Democrats in Washington reflexively look to the government to provide solutions, evidenced by nationalizing Freddie Mac and General Motors, bailing out AIG and other institutions too-big-to-fail and offering myriad and complex proposals to socialize our healthcare system.
When it comes to the climate change debate, it is curious to hear Democrats tout the virtues of the invisible hand – the ability of the free market to discover the most efficient way to reduce domestic emissions of carbon dioxide. Yet this is the rhetoric around Cap-and-Trade as Congress prepares to vote this week.
Americans should not be fooled.
Democrats have not suddenly awakened to the principles of free market economics, adopted them wholesale, and incorporated them into an aggressive legislative agenda to reduce carbon emissions. On the contrary, the Democrats remain fully committed to market intervention, federal mandates and government subsidies.
The imposition of carbon caps and the creation of a carbon market – key components of the Democrats’ plan – are subtle attempts to raise taxes and increase government spending. Except with this scheme, new taxes and higher spending are disguised by terms like “allowance” and “offsets.” But don’t let the doublespeak fool you. Cap-and-Trade, like any other tax, takes money out of your pocket and gives it to politicians and bureaucrats in Washington to spend.
Basically, the scheme establishes a system whereby the Federal Government caps the maximum allowable emissions of carbon dioxide. Major emitters are then required to have allowances that account for their yearly emissions. If the emitters are not able to make the necessary reductions, they can purchase additional allowances and offsets on a newly created carbon market.
These allowances are very valuable. Initially, President Obama wanted private companies to pay the government for 100% of the value of the allowances in order to avoid windfall profits. However, there was very little appetite in Washington for a 100% auction. So Henry Waxman and Nancy Pelosi crafted a bill that would give away for free 85% of the allowances, subject to exclusive Congressional discretion.
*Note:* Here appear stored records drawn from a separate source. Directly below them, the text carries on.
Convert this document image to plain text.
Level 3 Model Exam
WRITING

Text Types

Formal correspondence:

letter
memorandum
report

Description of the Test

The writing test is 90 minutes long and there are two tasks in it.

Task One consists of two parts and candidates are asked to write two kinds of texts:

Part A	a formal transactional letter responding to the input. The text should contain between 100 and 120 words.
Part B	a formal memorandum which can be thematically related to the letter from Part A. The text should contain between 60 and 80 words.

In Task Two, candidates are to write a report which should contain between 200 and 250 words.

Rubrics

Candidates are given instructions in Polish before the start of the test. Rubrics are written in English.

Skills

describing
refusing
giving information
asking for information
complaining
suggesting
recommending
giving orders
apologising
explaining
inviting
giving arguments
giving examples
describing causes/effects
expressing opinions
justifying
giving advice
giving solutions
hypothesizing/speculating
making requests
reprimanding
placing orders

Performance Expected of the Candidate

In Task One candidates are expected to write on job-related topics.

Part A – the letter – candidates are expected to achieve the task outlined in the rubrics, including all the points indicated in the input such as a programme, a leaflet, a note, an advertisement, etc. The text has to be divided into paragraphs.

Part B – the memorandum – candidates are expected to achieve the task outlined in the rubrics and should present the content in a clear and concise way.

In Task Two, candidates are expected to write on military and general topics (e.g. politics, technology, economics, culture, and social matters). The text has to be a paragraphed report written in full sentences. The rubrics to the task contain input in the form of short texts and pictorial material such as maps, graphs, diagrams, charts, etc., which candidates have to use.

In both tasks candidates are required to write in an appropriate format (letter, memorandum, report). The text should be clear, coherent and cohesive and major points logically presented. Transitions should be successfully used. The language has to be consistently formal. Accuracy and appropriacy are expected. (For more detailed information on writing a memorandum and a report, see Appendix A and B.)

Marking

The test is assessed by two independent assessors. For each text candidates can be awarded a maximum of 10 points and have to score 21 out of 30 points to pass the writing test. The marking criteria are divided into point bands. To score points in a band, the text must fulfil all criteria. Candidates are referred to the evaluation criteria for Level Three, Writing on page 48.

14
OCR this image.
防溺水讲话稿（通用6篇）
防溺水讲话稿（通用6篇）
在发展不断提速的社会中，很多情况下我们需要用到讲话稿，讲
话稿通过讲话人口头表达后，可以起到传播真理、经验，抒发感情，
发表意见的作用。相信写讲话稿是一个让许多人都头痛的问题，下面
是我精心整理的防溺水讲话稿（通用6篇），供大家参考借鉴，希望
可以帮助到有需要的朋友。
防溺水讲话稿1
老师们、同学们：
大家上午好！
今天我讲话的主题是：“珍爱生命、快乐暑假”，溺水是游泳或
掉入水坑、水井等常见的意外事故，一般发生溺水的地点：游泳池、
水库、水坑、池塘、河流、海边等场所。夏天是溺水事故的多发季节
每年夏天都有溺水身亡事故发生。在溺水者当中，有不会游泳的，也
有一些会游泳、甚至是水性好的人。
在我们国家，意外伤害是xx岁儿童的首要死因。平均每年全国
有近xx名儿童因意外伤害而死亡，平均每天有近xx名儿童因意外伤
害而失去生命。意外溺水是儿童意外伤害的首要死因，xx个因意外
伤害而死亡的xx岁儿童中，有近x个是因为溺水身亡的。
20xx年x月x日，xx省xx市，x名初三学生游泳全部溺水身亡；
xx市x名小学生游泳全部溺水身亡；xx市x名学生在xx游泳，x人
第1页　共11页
Not surprisingly, the opportunity for more government handouts has increased the number of lobbyists representing affected industries by 14 % in the first four months of this Congress. In exchange for the allowances, these groups have agreed to support the legislation, which effectively carves out an environmentally-friendly pay-to-play system that gives politicians another way to earmark themselves into flush campaign coffers.
Several independent studies, by the Coalition for Affordable American Energy, the National Black Chamber of Commerce, and the Heritage Foundation, predict that the burden of cap-and-trade will range between $730 and $3,000 per household, no small burden for working families in this economy. For some families, paying the carbon tax means they will not be able to purchase a new car, for others it could mean holding off buying clothes for the school year or fewer groceries every week.
Ironically, this allowance market is not even necessary to achieve reductions in greenhouse gasses. In fact, America already possesses the innovative technologies – like nuclear energy – that promise to advance low-carbon energy alternatives, but Democrats in Congress aren’t interested in sensible solutions when a massive tax is in view.
Even the degree to which cap-and-trade is able to address climate change is in question. David Sokol, Chairman of MidAmerica Energy Holdings Company recently explained to Congress, the Waxman/Markey trading mechanism “will not reduce greenhouse gas emissions by one ounce.” Instead, according to economist David Montgomery, “allocations do shift who bears the burden across industries, regions, and income groups.”
Establishing a mandatory carbon market merely enables politicians to obscure the cost of a back-breaking and complex new tax scheme, and Americans should not be fooled by the slick packaging. They won’t be fooled by the skyrocketing energy bill they’ll start receiving if Cap-and-Trade becomes law.
Congressman Issa represents California's 49th congressional district and serves on the House Committee on Oversight and Government Reform.